By Mark Hulbert
Think gold will be a good inflation hedge in coming months? Think again.
Consider: If gold GCJ9, -0.34% were a good inflation hedge, its inflation-adjusted price would be constant. Yet, while U.S. inflation (as judged by the Consumer Price Index) has declined in each month since last October, gold has risen nearly 12%. In the process, the gold-to-CPI ratio has risen markedly, from below 4.8 to nearly 5.3.
Of course, five months is a short period of time. But even over periods of several years, or even decades, the gold-CPI ratio fluctuates wildly. The ratio got as low as 1.5 in the early aughts, for example, and as high as above 8.0 earlier this decade.

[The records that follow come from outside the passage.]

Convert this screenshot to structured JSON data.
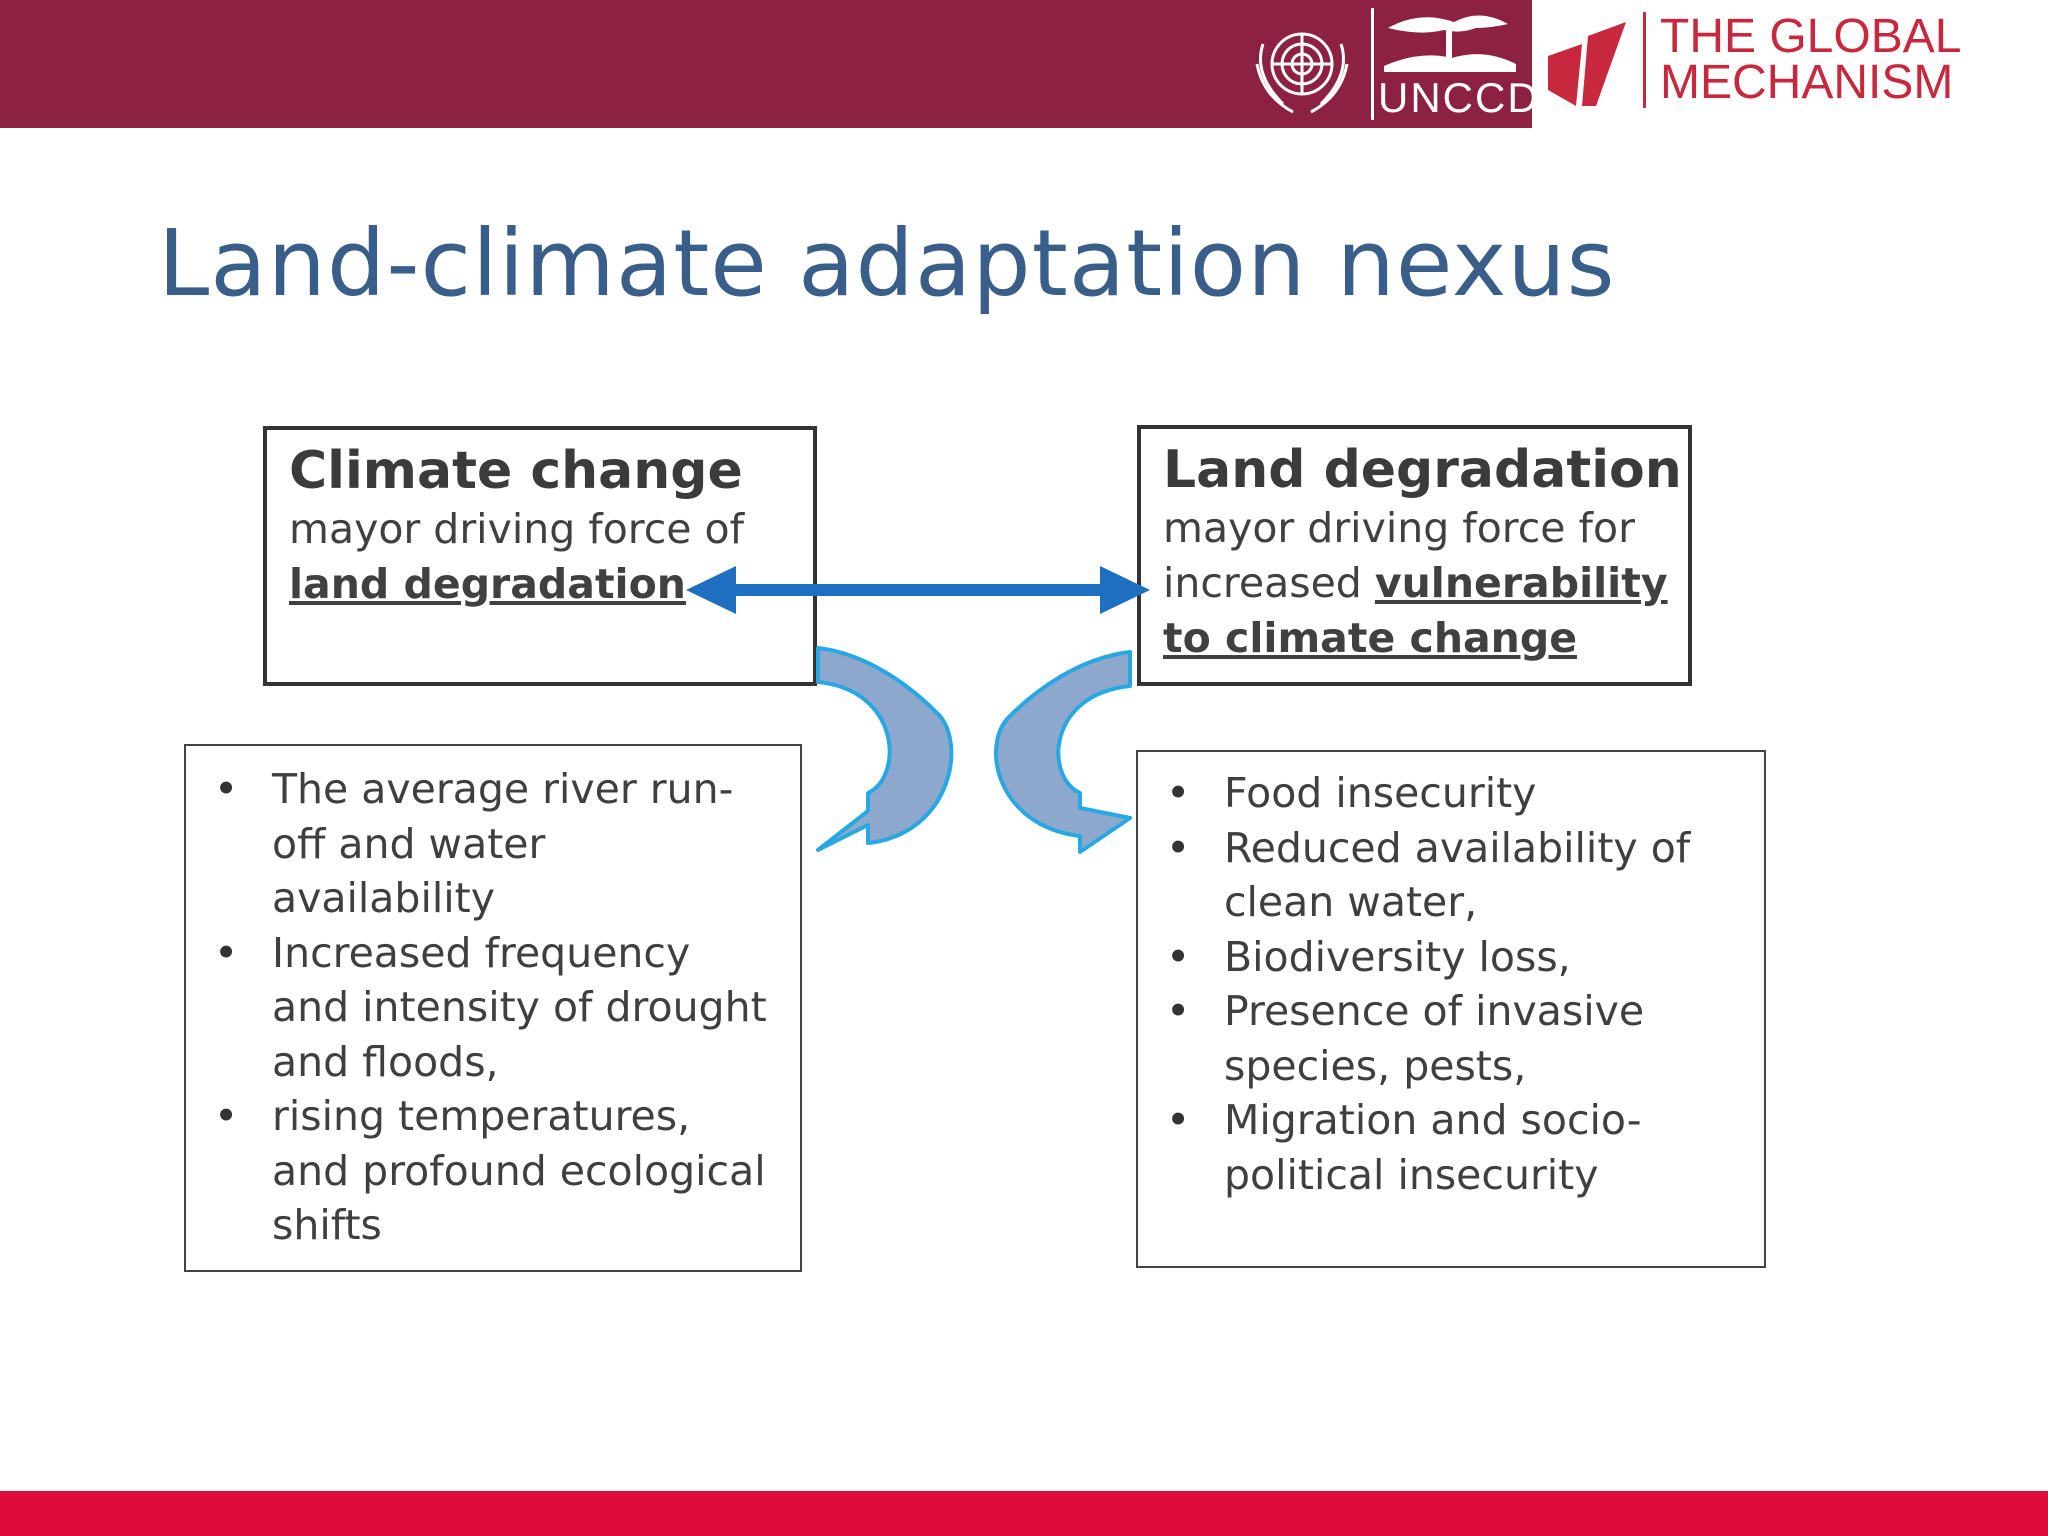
{
  "header": {
    "un_logo_label": "UNCCD",
    "partner_logo_line1": "THE GLOBAL",
    "partner_logo_line2": "MECHANISM"
  },
  "title": "Land-climate adaptation nexus",
  "climate_box": {
    "heading": "Climate change",
    "line1": "mayor driving force of",
    "emphasis": "land degradation"
  },
  "land_box": {
    "heading": "Land degradation",
    "line1": "mayor driving force for",
    "line2_prefix": "increased ",
    "emphasis_part1": "vulnerability",
    "emphasis_part2": "to climate change"
  },
  "climate_effects": [
    "The average river run-off and water availability",
    "Increased frequency and intensity of drought and floods,",
    "rising temperatures, and profound ecological shifts"
  ],
  "land_effects": [
    "Food insecurity",
    "Reduced availability of clean water,",
    "Biodiversity loss,",
    "Presence of invasive species, pests,",
    "Migration and socio-political insecurity"
  ],
  "colors": {
    "header_bar": "#8c2141",
    "bottom_bar": "#dc0b3a",
    "title": "#3a5e8a",
    "arrow": "#1f6fc0",
    "curved_arrow_fill": "#8ea7cd",
    "curved_arrow_outline": "#27a8e2",
    "partner_logo": "#c7283e"
  },
  "icons": {
    "emblem": "un-emblem-icon",
    "tree": "uncc-tree-icon",
    "partner": "global-mechanism-mark-icon"
  }
}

Might it be that gold is instead reacting to expected, rather than realized, inflation? It’s hard to see how that does any better job explaining gold’s recent behavior. Consider 30-year expected inflation, as judged by the 30-year breakeven inflation rate (the difference between the yields on the 30-year Treasury and 30-year TIPS). That rate has declined from 2.13% in October, according to the St. Louis Federal Reserve, to its current 1.85%.
To be sure, inflation is not the only thing that makes gold go up or down. In a recent MarketWatch column, Michael Brush listed several other factors. But inflation is, by far, the leading suspect. And you have to torture the inflation data a lot to generate a forecast that gold should rise significantly over the next several years.
Consider the study “A Golden Dilemma,” which the National Bureau of Economic Research began circulating several years ago. The study was conducted by Campbell Harvey, a finance professor at Duke University, and Claude Erb, a former commodities portfolio manager at TCW Group. The researchers proposed a fair-value model for gold that was based on the average historical ratio of gold to CPI.
That average is 3.57-to-1, based on data since gold began to trade freely in the early 1970s. The researchers’ implied forecast is that, whenever gold trades significantly above or below this level, it eventually will return to trade at that ratio again. Call it reversion to the [golden] mean, if you will.
What does this mean now? For gold to justify its current price in terms of inflation, the CPI either needs to be 47% higher or gold needs to trade for $902.
Many scoffed at the researchers when they first circulated their study in late 2011, when gold was trading above $1,700. Gold’s subsequent decline led many to take their research a lot more seriously. Unfortunately for gold investors, their study continues to imply that gold’s fair value is a lot lower than where the yellow metal stands.
It’s worth noting that the study did find an historical basis for believing gold to be a good inflation hedge. But the yellow metal does this better job only over super-long periods — measured in centuries rather than years. Over shorter periods, including periods as long as an investment lifetime, they showed that gold fluctuates widely relative to inflation.
This in turn means that it’s entirely conceivable that gold could rise markedly over the next several months. But if it were to do so, it would become even less tethered to the inflation data than it already is. Note carefully that, if that is what you’re expecting, you can’t then turn around when the CPI jumps up to argue that gold’s price should respond bullishly.
The researchers’ forecast merely is that, regardless of whether gold rises or falls over the next few months, gold eventually will return to trade at the mean of its historical ratio to the CPI.